The person before the work: the restless, self-critical conscience, the emotional intensity, the affections (the marital bond, faith), the distance from the social world, and the inner contradictions lived as a form of personality.

Before he was a painter, sculptor and printmaker, Angelo Marchetti (Milan, 1930 – 2000) was a man inhabited by an inner life of rare intensity. Anyone approaching his work inevitably encounters the person: an acute sensibility, a vigilant and severe conscience, a disposition to introspection that runs through every gesture of his existence. To understand the man is not a biographical appendix to the reading of the works, but the very key to entering them.

A restless conscience
The trait that most sharply defines his inner world is a lucidity directed first of all at himself. Marchetti observed himself with a constant and often merciless attention, capable of a self-criticism that granted no concessions. This self-examination went hand in hand with an extreme sensitivity to states of mind, experienced without defensive screens: tenderness, despondency and ardour manifested themselves in him with an immediacy that shunned all posturing. He was, in this sense, a man who felt before he thought, and who made of feeling the very substance of his search.
From this intensity arose, too, a marked emotional reactivity, an alternation between moments of dejection and sudden surges of affection and trust. Self-command was for him a desired value rather than a peaceful conquest: a goal to strive towards, not a possession secured.

The affections and faith.
At the centre of his emotional life stood the marital bond, lived with a devotion that verged on veneration. The figure of his wife represented for Marchetti an absolute point of reference, almost the foundation upon which his very identity found its completion. Towards those dearest to him he showed an unreserved generosity and an openly declared vulnerability, far from any reticence.
Parallel and equally profound was the religious dimension. Christian faith was for him no surface matter, but the principal means through which to give order to pain and meaning to existence. His relationship with the divine, shot through with doubt as well, formed the ultimate horizon within which he placed his questions about guilt, about the worth of the person, about the meaning of suffering, his own and that of others.

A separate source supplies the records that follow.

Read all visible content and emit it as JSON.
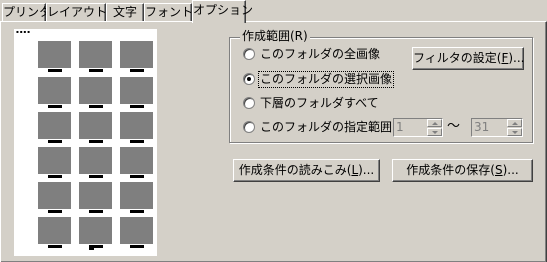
{
  "tabs": [
    {
      "label": "プリンタ",
      "active": false
    },
    {
      "label": "レイアウト",
      "active": false
    },
    {
      "label": "文字",
      "active": false
    },
    {
      "label": "フォント",
      "active": false
    },
    {
      "label": "オプション",
      "active": true
    }
  ],
  "preview": {
    "rows": 6,
    "cols": 3,
    "thumb_color": "#7f7f7f"
  },
  "range_group": {
    "label": "作成範囲(R)",
    "options": [
      {
        "label": "このフォルダの全画像",
        "checked": false
      },
      {
        "label": "このフォルダの選択画像",
        "checked": true
      },
      {
        "label": "下層のフォルダすべて",
        "checked": false
      },
      {
        "label": "このフォルダの指定範囲",
        "checked": false
      }
    ],
    "filter_button": {
      "label": "フィルタの設定(",
      "mnemonic": "F",
      "suffix": ")..."
    },
    "range_from": "1",
    "range_separator": "～",
    "range_to": "31"
  },
  "load_button": {
    "label": "作成条件の読みこみ(",
    "mnemonic": "L",
    "suffix": ")..."
  },
  "save_button": {
    "label": "作成条件の保存(",
    "mnemonic": "S",
    "suffix": ")..."
  },
  "colors": {
    "face": "#d4d0c8",
    "paper": "#ffffff",
    "disabled_text": "#808080"
  }
}
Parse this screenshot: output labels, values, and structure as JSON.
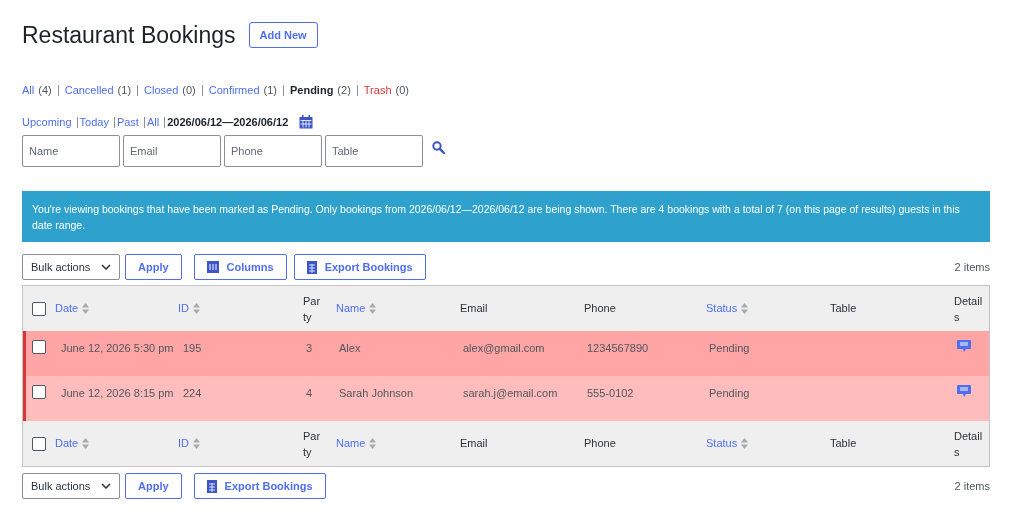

The distance from the world.
Alongside his devotion to those closest to him, Marchetti cultivated a more wary relationship with the social dimension. Towards the outside world he kept a reserve that was at once choice and necessity: a distance that his biography confirms in his secluded position with respect to the movements and circuits of his time. This mistrust did not, however, exclude an imperative of charity and understanding that he acknowledged as a duty, in a tension never resolved between severe judgement of men and the need to love them.
It is in this coexistence of opposites that the complexity of the man is to be measured. The contradictions that run through his inner world—humility and pride, attachment to life and existential weariness, the need for union and the vocation to solitude—are not to be read as inconsistencies, but as the very form of a personality that chose to inhabit its own polarities rather than smooth them away.

Note: this portrait emerges from a body of private writings preserved in the artist's archive and is to be understood as an interpretative reading, not as a clinical report.
It renders the most intimate and inward dimension of Marchetti, which may heighten the aspects of tension and under-represent the more serene everyday life of an existence nonetheless devoted, with consistency, to creative work.